Magnolia hanya mengurai senyum tipis dan dia mengucapkan terima kasih atas kebaikan hati sang abang yang membuatnya kadang malu dengan diri sendiri. Di saat yang sama, dia merasa seseorang memperhatikannya, tetapi, begitu Magnolia menoleh ke arah sekeliling, dia tidak menemukan sosok mencurigakan tersebut. Yang sedang dia lihat hanyalah antrean calon penonton yang sedang menunggu giliran membeli tiket. Selain itu, sekumpulan anak muda, entah bersama pasangan dan rombongannya sedang tertawa dan bersenda gurau satu sama lain.

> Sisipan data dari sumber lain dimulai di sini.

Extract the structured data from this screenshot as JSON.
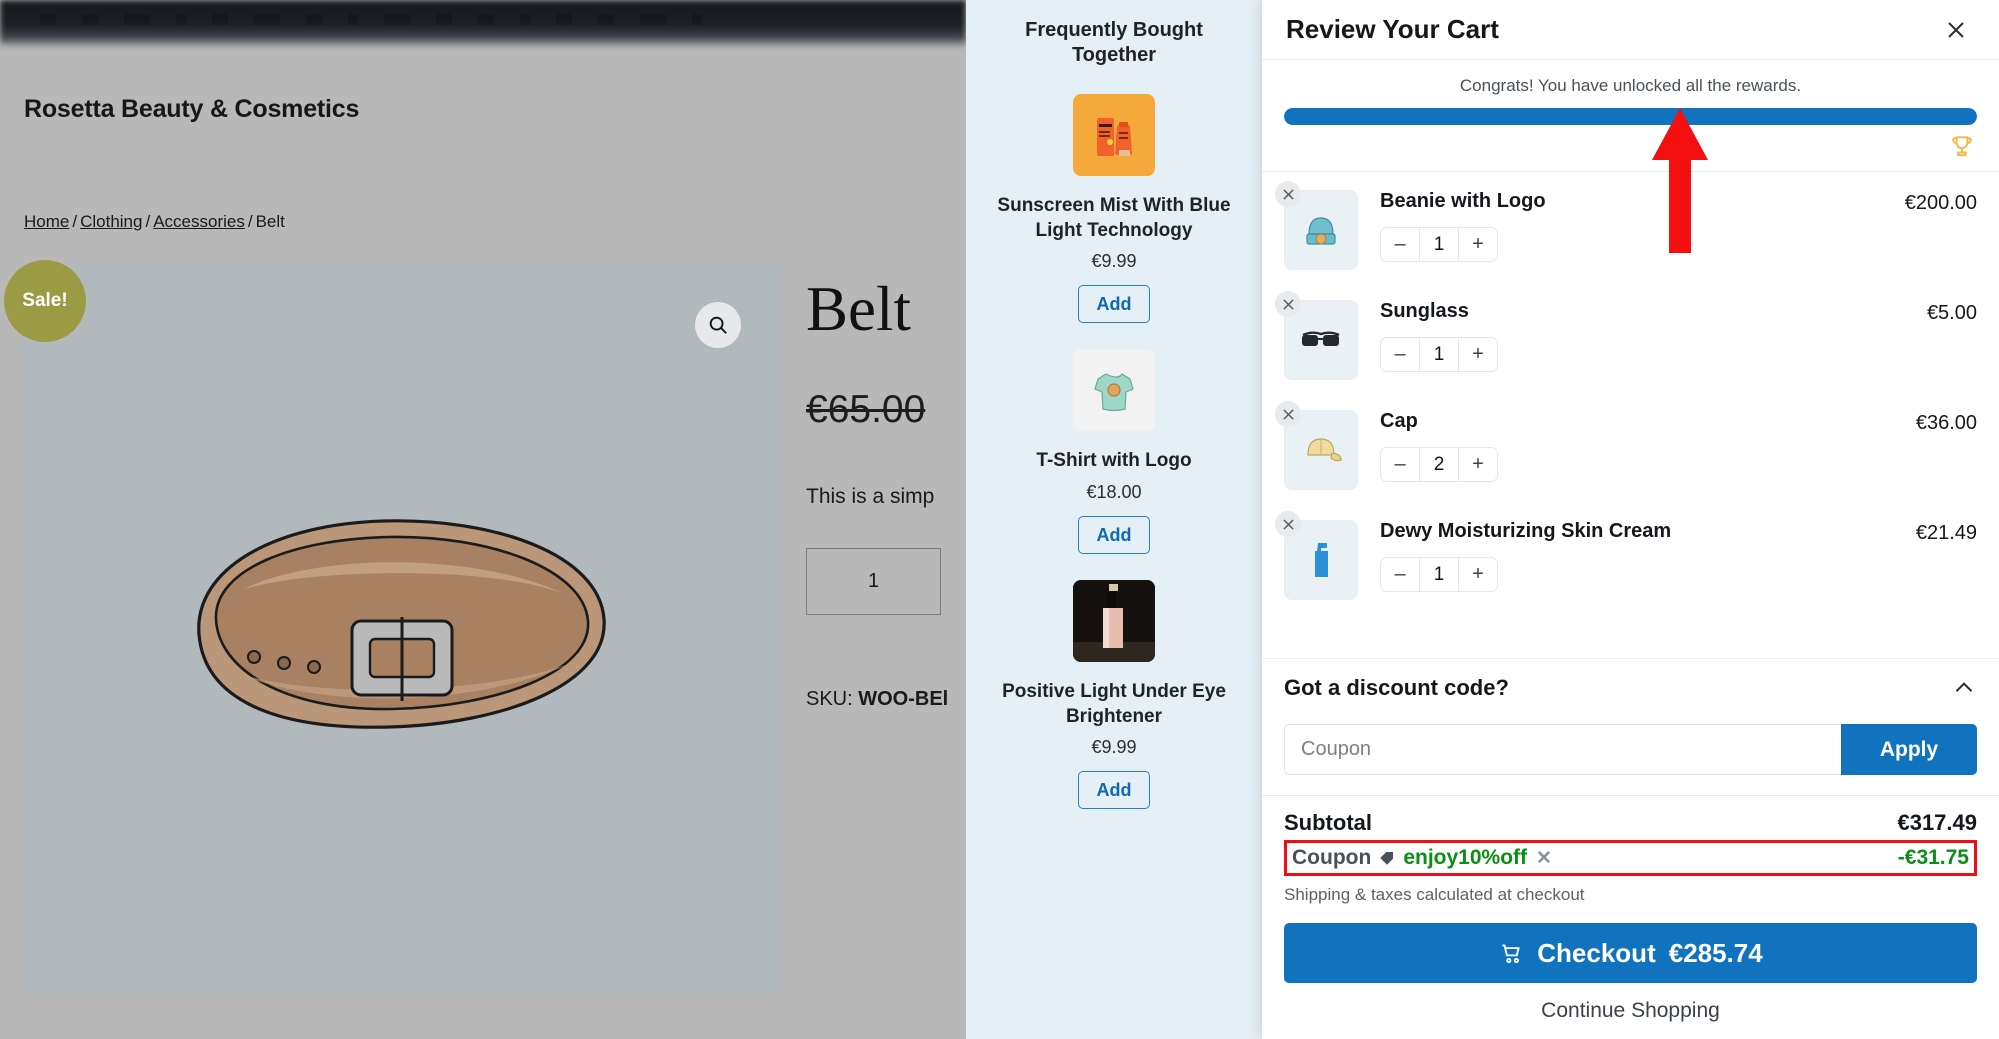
{
  "store": {
    "name": "Rosetta Beauty & Cosmetics",
    "breadcrumb": [
      {
        "label": "Home",
        "link": true
      },
      {
        "label": "Clothing",
        "link": true
      },
      {
        "label": "Accessories",
        "link": true
      },
      {
        "label": "Belt",
        "link": false
      }
    ],
    "breadcrumb_separator": "/"
  },
  "product": {
    "sale_badge": "Sale!",
    "title": "Belt",
    "old_price": "€65.00",
    "description": "This is a simp",
    "quantity": "1",
    "sku_label": "SKU:",
    "sku_value": "WOO-BEl",
    "zoom_icon": "search-icon"
  },
  "fbt": {
    "title": "Frequently Bought Together",
    "items": [
      {
        "name": "Sunscreen Mist With Blue Light Technology",
        "price": "€9.99",
        "add_label": "Add",
        "thumb": "sunscreen-tubes"
      },
      {
        "name": "T-Shirt with Logo",
        "price": "€18.00",
        "add_label": "Add",
        "thumb": "tshirt"
      },
      {
        "name": "Positive Light Under Eye Brightener",
        "price": "€9.99",
        "add_label": "Add",
        "thumb": "serum-bottle"
      }
    ]
  },
  "cart": {
    "title": "Review Your Cart",
    "close_icon": "close-icon",
    "rewards": {
      "message": "Congrats! You have unlocked all the rewards.",
      "progress_percent": 100,
      "trophy_icon": "trophy-icon"
    },
    "items": [
      {
        "name": "Beanie with Logo",
        "price": "€200.00",
        "qty": "1",
        "thumb": "beanie",
        "remove_icon": "close-icon",
        "minus": "–",
        "plus": "+"
      },
      {
        "name": "Sunglass",
        "price": "€5.00",
        "qty": "1",
        "thumb": "sunglasses",
        "remove_icon": "close-icon",
        "minus": "–",
        "plus": "+"
      },
      {
        "name": "Cap",
        "price": "€36.00",
        "qty": "2",
        "thumb": "cap",
        "remove_icon": "close-icon",
        "minus": "–",
        "plus": "+"
      },
      {
        "name": "Dewy Moisturizing Skin Cream",
        "price": "€21.49",
        "qty": "1",
        "thumb": "cream-pump",
        "remove_icon": "close-icon",
        "minus": "–",
        "plus": "+"
      }
    ],
    "discount": {
      "heading": "Got a discount code?",
      "collapse_icon": "chevron-up-icon",
      "input_value": "",
      "input_placeholder": "Coupon",
      "apply_label": "Apply"
    },
    "totals": {
      "subtotal_label": "Subtotal",
      "subtotal_value": "€317.49",
      "coupon_label": "Coupon",
      "coupon_tag_icon": "tag-icon",
      "coupon_code": "enjoy10%off",
      "coupon_remove_icon": "close-icon",
      "coupon_amount": "-€31.75",
      "shipping_note": "Shipping & taxes calculated at checkout"
    },
    "checkout_label": "Checkout",
    "checkout_total": "€285.74",
    "checkout_icon": "cart-icon",
    "continue_label": "Continue Shopping"
  },
  "annotation": {
    "arrow_color": "#f41010",
    "highlight_color": "#ee1111"
  },
  "colors": {
    "accent_blue": "#1173bd",
    "success_green": "#0a8f16",
    "fbt_background": "#e4eff6",
    "sale_badge": "#9b9b45",
    "trophy_gold": "#f0b849"
  }
}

“Kenapa? Kebelet? Tuh, studionya sudah dibuka. Orang-orang sudah mulai masuk.”

“Nggak.” Magnolia menggeleng, “Perasaan gue aja kali. Kayak diliatin.”

Dimas meninggikan leher dan matanya mulai menjelajah sekelilingnya. Tapi, seperti kata-kata adiknya barusan, tidak ada hal aneh dan mencurigakan.

“Nggak ada. Lo kira ada psiko yang tiba-tiba datang mau nusuk kita, gitu?” Dimas nyengir memamerkan deretan giginya yang rapi sementara Magnolia, sebelum mengedikkan bahu, sempat menjawab, “Mungkin. Ada cewek yang nggak suka lihat lo gandeng-gandeng gue, terus mutilasi gue.”

Magnolia tertawa. Bicara tentang orang yang tidak suka dengan keakraban yang kelewat dekat dengan Dimas mengingatkannya pada Kezia dan mama. Tidak satu atau dua kali dia mendengar kedua orang tersebut meminta supaya Dimas juga memperhatikan saudara kandungnya. Kezia jauh lebih berhak mendapat cinta Dimas daripada Magnolia yang jelas-jelas anak haram.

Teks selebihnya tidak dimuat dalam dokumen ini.